The Central African rock python is still relatively common in many regions across Africa, and may adapt to disturbed habitats, provided that food is available. The Central African rock python's population in West Africa has suffered greatly, whilst the Southern African species has fared better. This species is heavily exploited throughout its West African range, particularly for bushmeat and leather, and high rates of decline have been reported within the region. These declines appear to exceed 60% over three generations. However, both subspecies have faced declines in population and consequently it is at high risk of being a threatened species. It is listed on Appendix II of the Convention on International Trade in Endangered Species, meaning international trade in Central African rock pythons should be carefully monitored and controlled, giving wild populations some protection from overcollection for pets and skins. The species is also likely to occur in a number of protected areas, such as the Serengeti National Park in Tanzania, a World Heritage site.

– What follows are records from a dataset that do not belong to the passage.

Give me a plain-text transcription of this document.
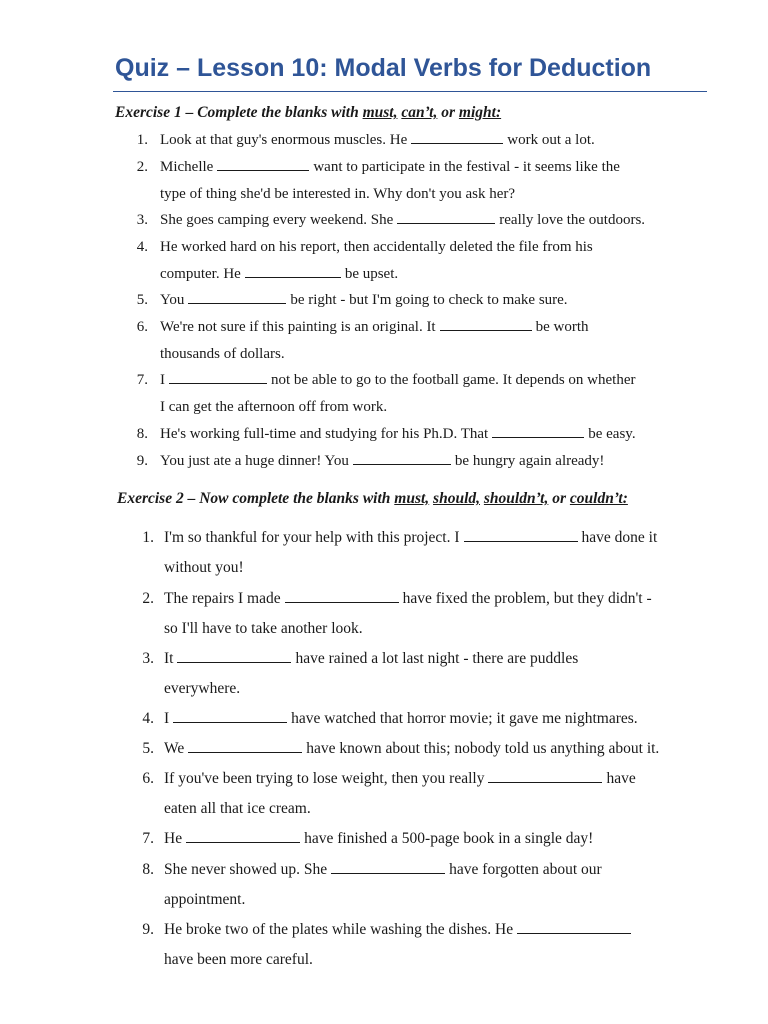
Quiz – Lesson 10: Modal Verbs for Deduction
Exercise 1 – Complete the blanks with must, can’t, or might:
1. Look at that guy's enormous muscles. He	work out a lot.
2. Michelle	want to participate in the festival - it seems like the
type of thing she'd be interested in. Why don't you ask her?
3. She goes camping every weekend. She	really love the outdoors.
4. He worked hard on his report, then accidentally deleted the file from his
computer. He	be upset.
5. You	be right - but I'm going to check to make sure.
6. We're not sure if this painting is an original. It	be worth
thousands of dollars.
7. I	not be able to go to the football game. It depends on whether
I can get the afternoon off from work.
8. He's working full-time and studying for his Ph.D. That	be easy.
9. You just ate a huge dinner! You	be hungry again already!
Exercise 2 – Now complete the blanks with must, should, shouldn’t, or couldn’t:
1. I'm so thankful for your help with this project. I	have done it
without you!
2. The repairs I made	have fixed the problem, but they didn't -
so I'll have to take another look.
3. It	have rained a lot last night - there are puddles
everywhere.
4. I	have watched that horror movie; it gave me nightmares.
5. We	have known about this; nobody told us anything about it.
6. If you've been trying to lose weight, then you really	have
eaten all that ice cream.
7. He	have finished a 500-page book in a single day!
8. She never showed up. She	have forgotten about our
appointment.
9. He broke two of the plates while washing the dishes. He
have been more careful.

In the Florida Everglades, where the Central African rock python is an invasive species and posing a threat to indigenous wildlife, it has no protected status and is one of the species listed on a hunting program recently authorized by state officials to eradicate non-native reptiles, the others being the Burmese python, reticulated python, green anaconda, and Nile monitor.

=== In culture ===
Luo people of Kenya living mainly in the area near Lake Victoria generally consider snakes to be evil and believe that sorcerers make them harm people. They express a different attitude towards pythons – such as making them appear in play songs and even worshiping them. The Luo call the Central African rock python ng'ielo in their language, and with the songs containing a phrase ng'ielo jadhogre "python the coiling", children make a line and imitate a python's motion. When the Luo worship a python, they call her Omieri (or Omweri) a returning python-spirit. The python is then seen as a reincarnation of Omieri, Goddess of Harvest and linked with rain and fertility. One which appeared in 2003 raised international controversy over how she should be treated, with coverage from BBC News through the Daily Nation.

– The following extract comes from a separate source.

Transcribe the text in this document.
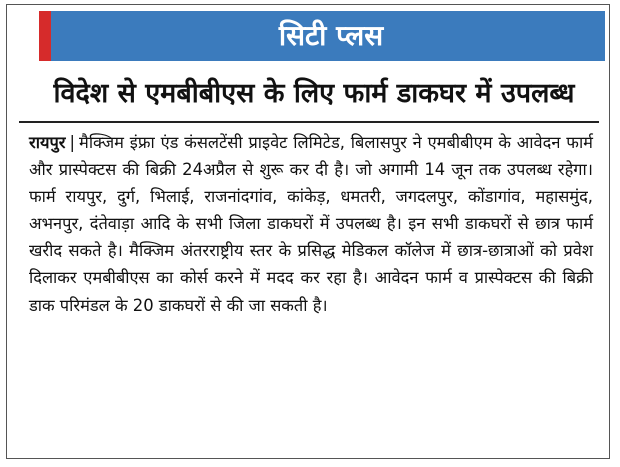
सिटी प्लस
विदेश से एमबीबीएस के लिए फार्म डाकघर में उपलब्ध
रायपुर | मैक्जिम इंफ्रा एंड कंसलटेंसी प्राइवेट लिमिटेड, बिलासपुर ने एमबीबीएम के आवेदन फार्म और प्रास्पेक्टस की बिक्री 24अप्रैल से शुरू कर दी है। जो अगामी 14 जून तक उपलब्ध रहेगा। फार्म रायपुर, दुर्ग, भिलाई, राजनांदगांव, कांकेड़, धमतरी, जगदलपुर, कोंडागांव, महासमुंद, अभनपुर, दंतेवाड़ा आदि के सभी जिला डाकघरों में उपलब्ध है। इन सभी डाकघरों से छात्र फार्म खरीद सकते है। मैक्जिम अंतरराष्ट्रीय स्तर के प्रसिद्ध मेडिकल कॉलेज में छात्र-छात्राओं को प्रवेश दिलाकर एमबीबीएस का कोर्स करने में मदद कर रहा है। आवेदन फार्म व प्रास्पेक्टस की बिक्री डाक परिमंडल के 20 डाकघरों से की जा सकती है।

In some parts of eastern Nigeria, particularly in the towns of Idemili in Anambra, the python is revered as a sacred symbol of the deity Eke Idemili. Similarly, in Njaba, the Eke Njaba, a harmless snake regarded as the deity's property, is also held in high esteem. This reverence is so deeply ingrained culturally that even Christians in these areas have not fully renounced the sacredness of the snake, and any harm to the Eke Njaba requires ritual cleansing or even a proper burial when killed, to avoid the deity's wrath.